Joke thread

Things Confucius never said

Man who wants pretty nurse must be patient.

Passionate kiss, like spider web, leads to undoing of fly.

Lady who goes camping must beware of evil intent.

Woman who dance wearing jock strap have make believe ballroom

Squirrel who runs up woman’s' leg will not find nuts.

Two wrongs do not make right, but two rights make U-turn

Man playing with tool not necessarily mechanic

Man who runs in front of car gets tired. Man who runs behind car gets exhausted.

Man who jumps through turnstile in airport going to Bangkok.

Man who stick penis in peanut butter is fucking nuts

Man who farts in church sits in own pew

He who keeps both feet firmly on the ground has trouble putting on pants.

Foolish man give wife grand piano for birthday. Wise man give upright organ
 
Things Confucius never said

Man who wants pretty nurse must be patient.

Passionate kiss, like spider web, leads to undoing of fly.

Lady who goes camping must beware of evil intent.

Woman who dance wearing jock strap have make believe ballroom

Squirrel who runs up woman’s' leg will not find nuts.

Two wrongs do not make right, but two rights make U-turn

Man playing with tool not necessarily mechanic

Man who runs in front of car gets tired. Man who runs behind car gets exhausted.

Man who jumps through turnstile in airport going to Bangkok.

Man who stick penis in peanut butter is fucking nuts

Man who farts in church sits in own pew

He who keeps both feet firmly on the ground has trouble putting on pants.

Foolish man give wife grand piano for birthday. Wise man give upright organ
Brilliant!
 
Two commuters use the Tube to the City. They get on and off at the same stations, and having done it for years they occasionally nod greetings or even exchange a “good morning.”

One of them looked really unhappy one day and the other said “I know we haven’t been introduced but if you don’t mind me saying it you do look a bit peaky.”

“My false teeth are killing me.”

“Hmmm. If you let me have a good look I may be able to help you.”

“Oh please do...”

So he has look at his teeth and says “Give me a day or two.”

With this they parted. Two days later the sufferer was handed a package with false teeth in it.

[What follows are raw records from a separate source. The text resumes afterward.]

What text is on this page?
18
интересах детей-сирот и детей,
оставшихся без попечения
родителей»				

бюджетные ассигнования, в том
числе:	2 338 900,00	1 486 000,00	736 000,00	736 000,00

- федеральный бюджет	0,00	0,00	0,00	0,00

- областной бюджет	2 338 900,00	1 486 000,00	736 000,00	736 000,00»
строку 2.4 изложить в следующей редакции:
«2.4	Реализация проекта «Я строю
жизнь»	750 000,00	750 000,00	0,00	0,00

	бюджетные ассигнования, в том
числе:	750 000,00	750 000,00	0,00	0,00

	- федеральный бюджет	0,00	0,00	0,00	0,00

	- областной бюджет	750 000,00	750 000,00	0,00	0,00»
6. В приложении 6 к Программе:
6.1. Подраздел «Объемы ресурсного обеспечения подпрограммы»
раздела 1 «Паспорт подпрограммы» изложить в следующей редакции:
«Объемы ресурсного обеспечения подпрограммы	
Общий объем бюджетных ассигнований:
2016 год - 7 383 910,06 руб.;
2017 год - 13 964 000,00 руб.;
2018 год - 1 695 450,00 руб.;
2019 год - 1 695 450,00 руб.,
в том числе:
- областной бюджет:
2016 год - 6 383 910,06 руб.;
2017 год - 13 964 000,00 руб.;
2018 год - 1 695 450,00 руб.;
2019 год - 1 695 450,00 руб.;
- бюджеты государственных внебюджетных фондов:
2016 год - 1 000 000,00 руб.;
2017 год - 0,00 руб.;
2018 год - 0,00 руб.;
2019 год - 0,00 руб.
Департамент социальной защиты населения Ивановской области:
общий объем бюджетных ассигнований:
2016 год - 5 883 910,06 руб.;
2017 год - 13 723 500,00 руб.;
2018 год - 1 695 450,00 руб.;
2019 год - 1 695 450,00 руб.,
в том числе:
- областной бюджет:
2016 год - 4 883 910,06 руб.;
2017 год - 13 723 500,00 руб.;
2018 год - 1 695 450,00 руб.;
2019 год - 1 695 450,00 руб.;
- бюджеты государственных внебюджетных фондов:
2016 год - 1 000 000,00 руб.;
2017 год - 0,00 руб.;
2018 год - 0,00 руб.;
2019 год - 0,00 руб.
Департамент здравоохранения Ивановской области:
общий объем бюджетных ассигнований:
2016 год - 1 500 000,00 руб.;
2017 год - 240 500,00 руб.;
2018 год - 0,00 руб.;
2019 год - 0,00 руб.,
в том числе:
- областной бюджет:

He tried them and was astonished to find they were a great improvement but said they were “a little on the tight side.”

Tge other nan says, “Don’t worry, I’ll try again”

Two days later he offered another set, but alas the reaction was “Much better, but rather on the loose side.”

“Ah, I think I’ve got it! Let me try just once more.”

Sure enough, two days later he handed over a set saying “I think these will really be just right.”

Putting them in, the sufferer was astonished to find they really were a very good fit.

“Thank you so much. These are just right. You must be a wonderful dentist to be able to get false teeth to fit so well just by looking at them!”

Laughing modestly the man replied “Oh I’m not a dentist. I’m a funeral director.”
 
Used to be called The Robin Hood which was the last pub my mate's (Phil) Dad was Landlord of back in the early 80's. It was Phil's funeral yesterday, he was 70, we gave him a good send off, he was a very gregarious, successful man, people flew from South Africa, Trinidad (where he lived for a few years) and South America for the funeral, big turn out for someone in their 70's.

Just to keep the post on thread, a colleague who still lives in Trinidad did his eulogy. They were in a bar in New York, a gobby yank approached them and said:

"I don't recognise your accent, where are you from". Phil (born and brought up in Ashton) said "Trinidad". It confused the Yank who answered back "isn't that a former colony of Great Britain?" Phil replied "yep, just like this place"

That was Phil all over, mischievous, intelligent, just fun. He was Best Man at my Wedding, I'll miss him, he passed away from Cardiac Amyloidosis which I'm sure many on here will have never heard off.

RIP big fella, you were a true friend.
We just had Ian Mellor's lads at our OSC meeting, who died from the very same thing. Bought his book for my next holiday reading.